Doctors also noticed a trend suggesting that women randomly assigned to take T-DM1 live longer, as well. After two years, 65% of those on T-DM1 were alive, compared to 48% of those on Tykerb and Xeloda.
"It's a major advance," says Jo Anne Zujewski, a breast cancer researcher at the National Cancer Institute, who was not involved in the study. "I'm excited for women."
People should be cautious about overestimating T-DM1's survival advantage, because, statistically, it's possible that those findings could be due to chance, Horning says. As researchers continue to monitor the women's progress, doctors will get a better sense if T-DM1 really improves survival.
Louis Weiner, director of the Georgetown Lombardi Comprehensive Cancer Center in Washington, says breast cancer patients are in great need of new treatment options. While Herceptin has helped many women, most breast cancer patients with advanced disease eventually relapse, he says.
Breast cancer patient Shirley Mertz, 65, says she's also glad to see women with another option. She knows women who don't respond well to standard treatments, or who find the side effects intolerable, says Mertz, who lives in the Chicago area and takes Herceptin for advanced breast cancer that recurred in spite of an earlier mastectomy.
T-DM1 has generated enormous excitement among breast cancer patients, says Mertz, a board member of an advocacy group called the Metastatic Breast Cancer Network. Women's main frustration, she says, is that it's not yet widely available. Because T-DM1 is experimental, it's available only through clinical trials, Horning says. Genentech plans to apply for Food and Drug Administration approval later this year. Genentech, which plans to test T-DM1 in early breast cancer, has not yet announced how much T-DM1 will cost. Herceptin alone, in the doses currently used to treat breast cancer, costs thousands of dollars a month.

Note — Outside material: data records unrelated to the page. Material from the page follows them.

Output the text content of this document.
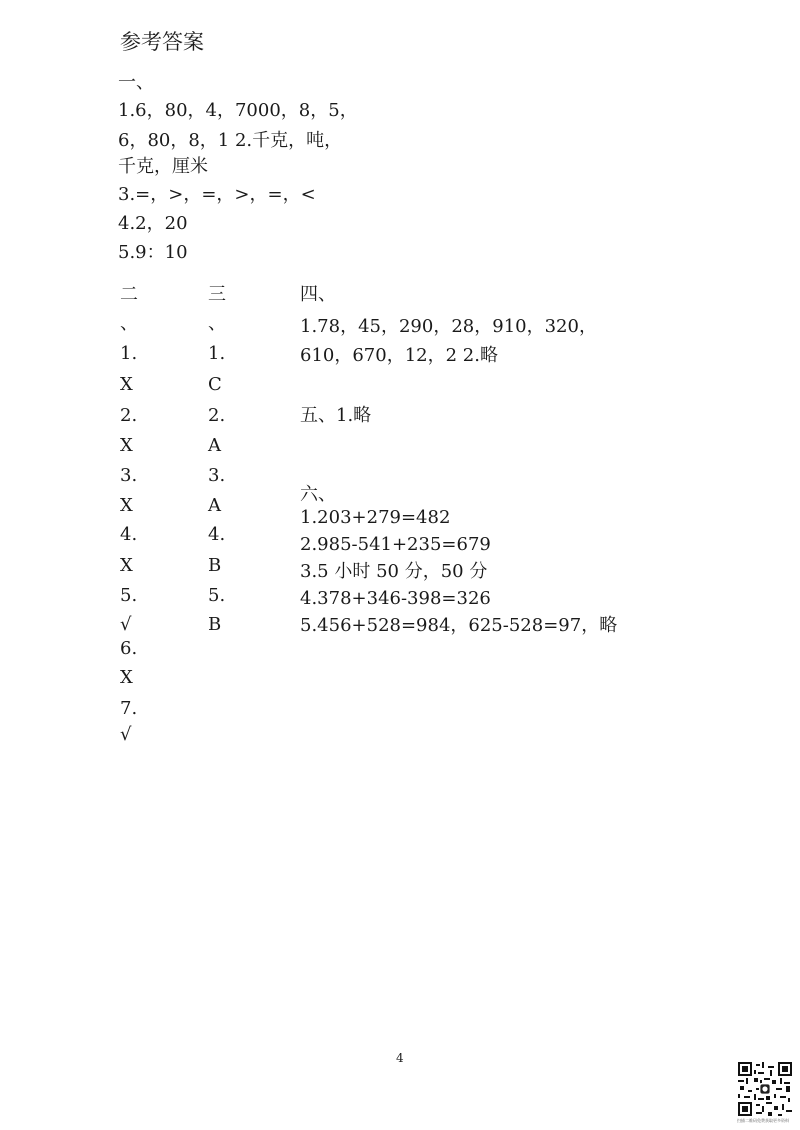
参考答案
一、
1.6，80，4，7000，8，5，
6，80，8，1 2.千克，吨，
千克，厘米
3.=，>，=，>，=，<
4.2，20
5.9：10
二
、
1.
X
2.
X
3.
X
4.
X
5.
√
6.
X
7.
√
三
、
1.
C
2.
A
3.
A
4.
B
5.
B
四、
1.78，45，290，28，910，320，
610，670，12，2 2.略
五、1.略
六、
1.203+279=482
2.985-541+235=679
3.5 小时 50 分，50 分
4.378+346-398=326
5.456+528=984，625-528=97，略
4
扫描二维码免费获取更多资料
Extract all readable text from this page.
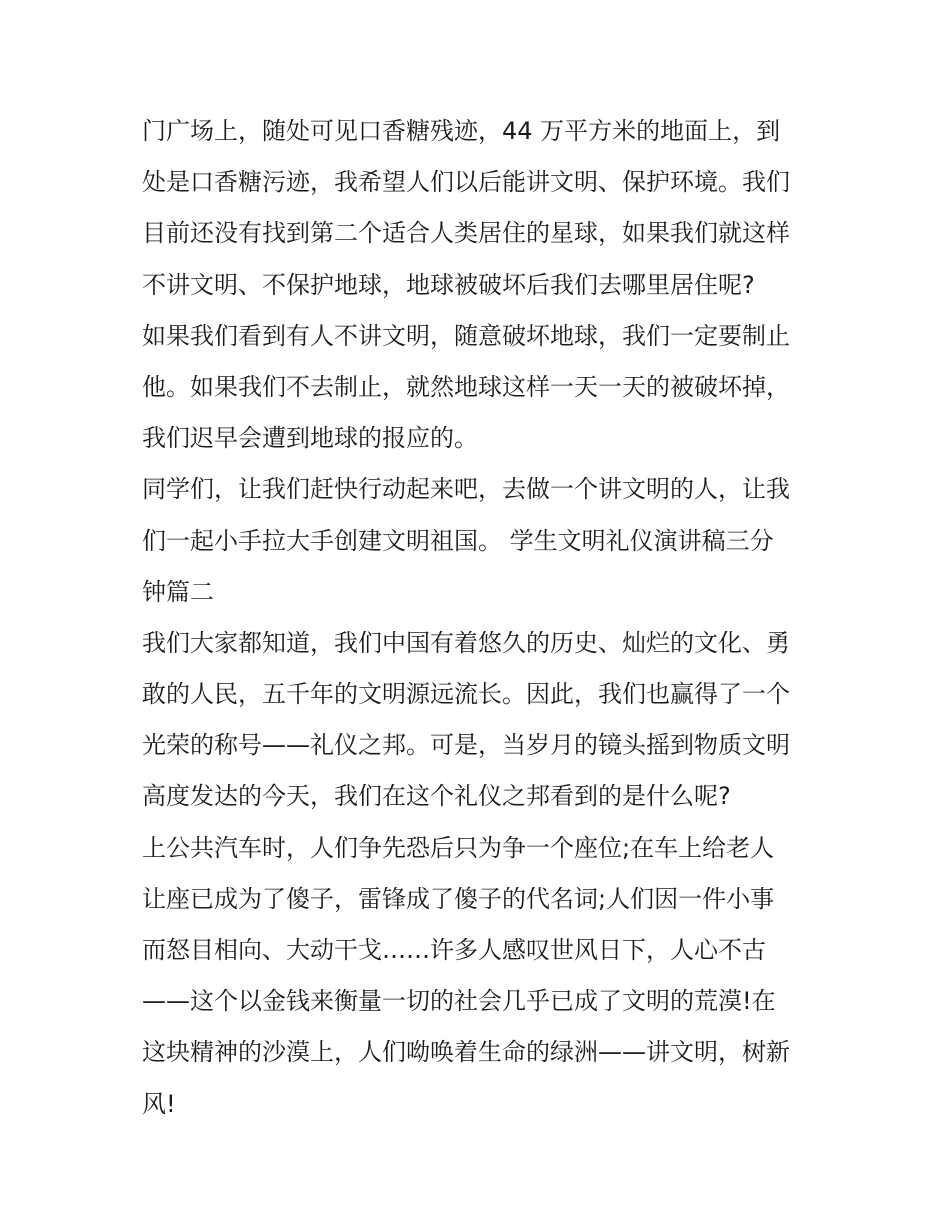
门广场上，随处可见口香糖残迹，44 万平方米的地面上，到
处是口香糖污迹，我希望人们以后能讲文明、保护环境。我们
目前还没有找到第二个适合人类居住的星球，如果我们就这样
不讲文明、不保护地球，地球被破坏后我们去哪里居住呢?
如果我们看到有人不讲文明，随意破坏地球，我们一定要制止
他。如果我们不去制止，就然地球这样一天一天的被破坏掉，
我们迟早会遭到地球的报应的。
同学们，让我们赶快行动起来吧，去做一个讲文明的人，让我
们一起小手拉大手创建文明祖国。 学生文明礼仪演讲稿三分
钟篇二
我们大家都知道，我们中国有着悠久的历史、灿烂的文化、勇
敢的人民，五千年的文明源远流长。因此，我们也赢得了一个
光荣的称号——礼仪之邦。可是，当岁月的镜头摇到物质文明
高度发达的今天，我们在这个礼仪之邦看到的是什么呢?
上公共汽车时，人们争先恐后只为争一个座位;在车上给老人
让座已成为了傻子，雷锋成了傻子的代名词;人们因一件小事
而怒目相向、大动干戈……许多人感叹世风日下，人心不古
——这个以金钱来衡量一切的社会几乎已成了文明的荒漠!在
这块精神的沙漠上，人们呦唤着生命的绿洲——讲文明，树新
风!
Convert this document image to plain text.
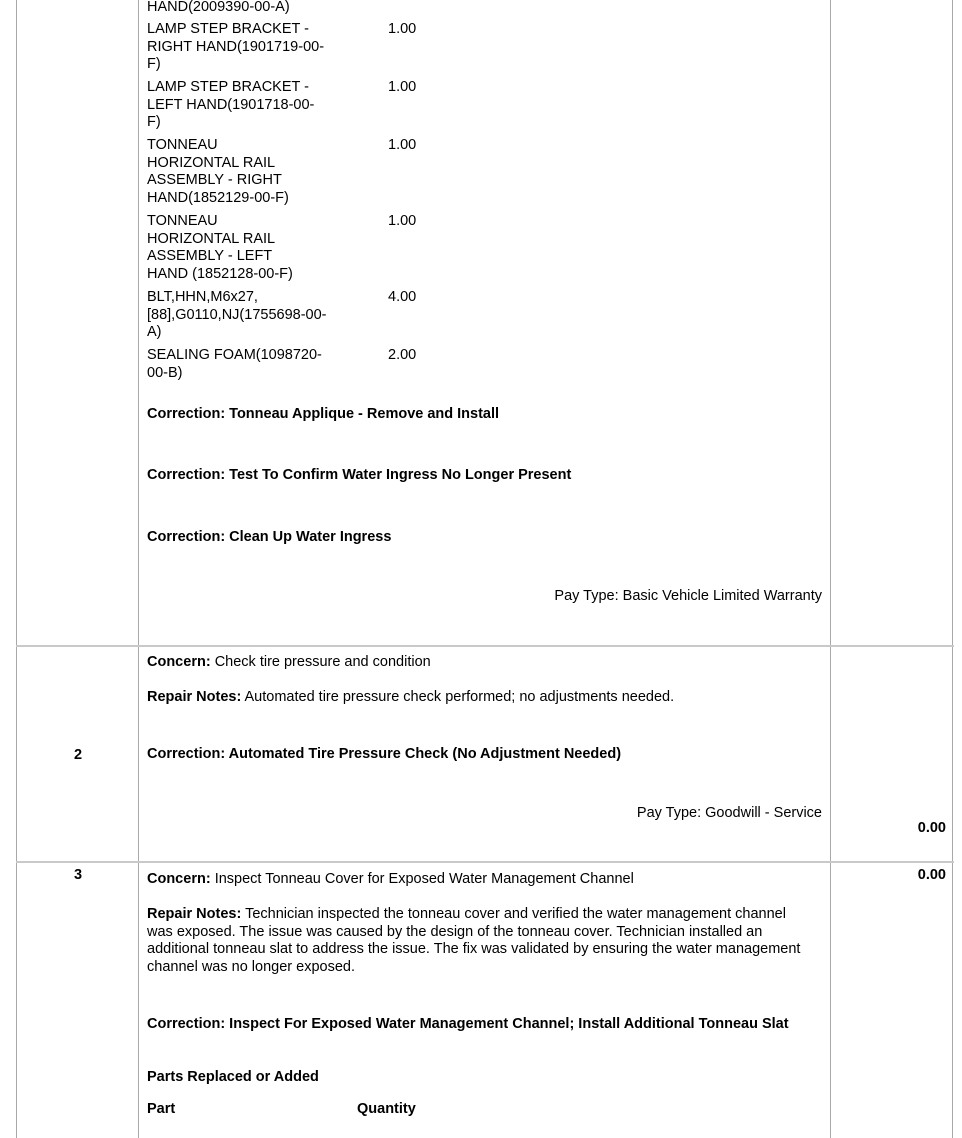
HAND(2009390-00-A)
LAMP STEP BRACKET - RIGHT HAND(1901719-00-F)
1.00
LAMP STEP BRACKET - LEFT HAND(1901718-00-F)
1.00
TONNEAU HORIZONTAL RAIL ASSEMBLY - RIGHT HAND(1852129-00-F)
1.00
TONNEAU HORIZONTAL RAIL ASSEMBLY - LEFT HAND (1852128-00-F)
1.00
BLT,HHN,M6x27,[88],G0110,NJ(1755698-00-A)
4.00
SEALING FOAM(1098720-00-B)
2.00
Correction: Tonneau Applique - Remove and Install
Correction: Test To Confirm Water Ingress No Longer Present
Correction: Clean Up Water Ingress
Pay Type: Basic Vehicle Limited Warranty
2
Concern: Check tire pressure and condition
Repair Notes: Automated tire pressure check performed; no adjustments needed.
Correction: Automated Tire Pressure Check (No Adjustment Needed)
Pay Type: Goodwill - Service
0.00
3	0.00
Concern: Inspect Tonneau Cover for Exposed Water Management Channel
Repair Notes: Technician inspected the tonneau cover and verified the water management channel was exposed. The issue was caused by the design of the tonneau cover. Technician installed an additional tonneau slat to address the issue. The fix was validated by ensuring the water management channel was no longer exposed.
Correction: Inspect For Exposed Water Management Channel; Install Additional Tonneau Slat
Parts Replaced or Added
Part	Quantity
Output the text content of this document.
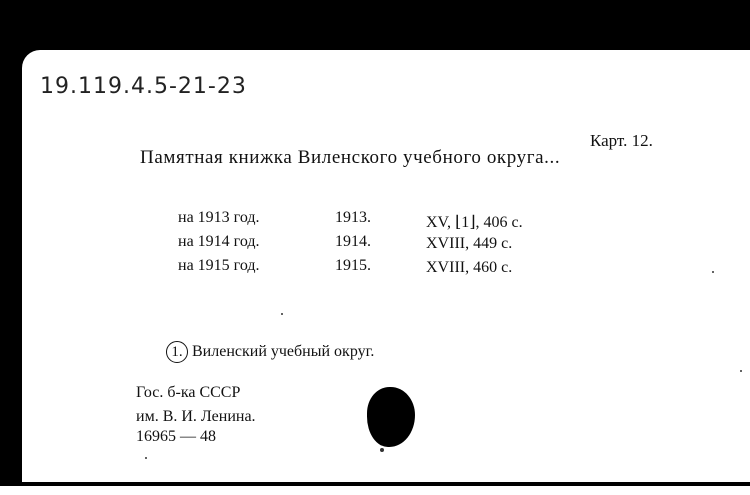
19.119.4.5-21-23
Карт. 12.
Памятная книжка Виленского учебного округа...
на 1913 год.	1913.	XV, ⌊1⌋, 406 с.
на 1914 год.	1914.	XVIII, 449 с.
на 1915 год.	1915.	XVIII, 460 с.
1. Виленский учебный округ.
Гос. б-ка СССР
им. В. И. Ленина.
16965 — 48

Blackwell says she's pleased that women on T-DM1 almost never suffer from the nausea, diarrhea or hair loss that's typical of chemo. In the study, 41% of those taking T-DM1 had serious side effects, compared to 57% of those on standard therapy.
The drug used in T-DM1, emtansine, is an incredibly potent poison, Blackwell says. Early tests showed it was far too toxic to be used in people, at least when given in a typical intravenous infusion. But doctors can administer very strong doses by targeting its poison directly at cancer cells, she says.
Zujewski says she hopes this technique will catch on.
Genentech is testing eight similar antibody-drug combinations in the clinic, with 25 in its research pipeline, Horning says.
"It does lead me to believe that more molecules are going to be developed that will work this way," she says.
Weiner notes that doctors are already using other man-made antibodies to fight cancer, including the drugs Erbitux and Rituxan. These drugs could find additional uses, if researchers can successfully attach chemo molecules to them, too, he says.
"We talk a lot about developing a cancer bomb," Blackwell says. "This is an example of delivering that bomb to the cancer, not the patient."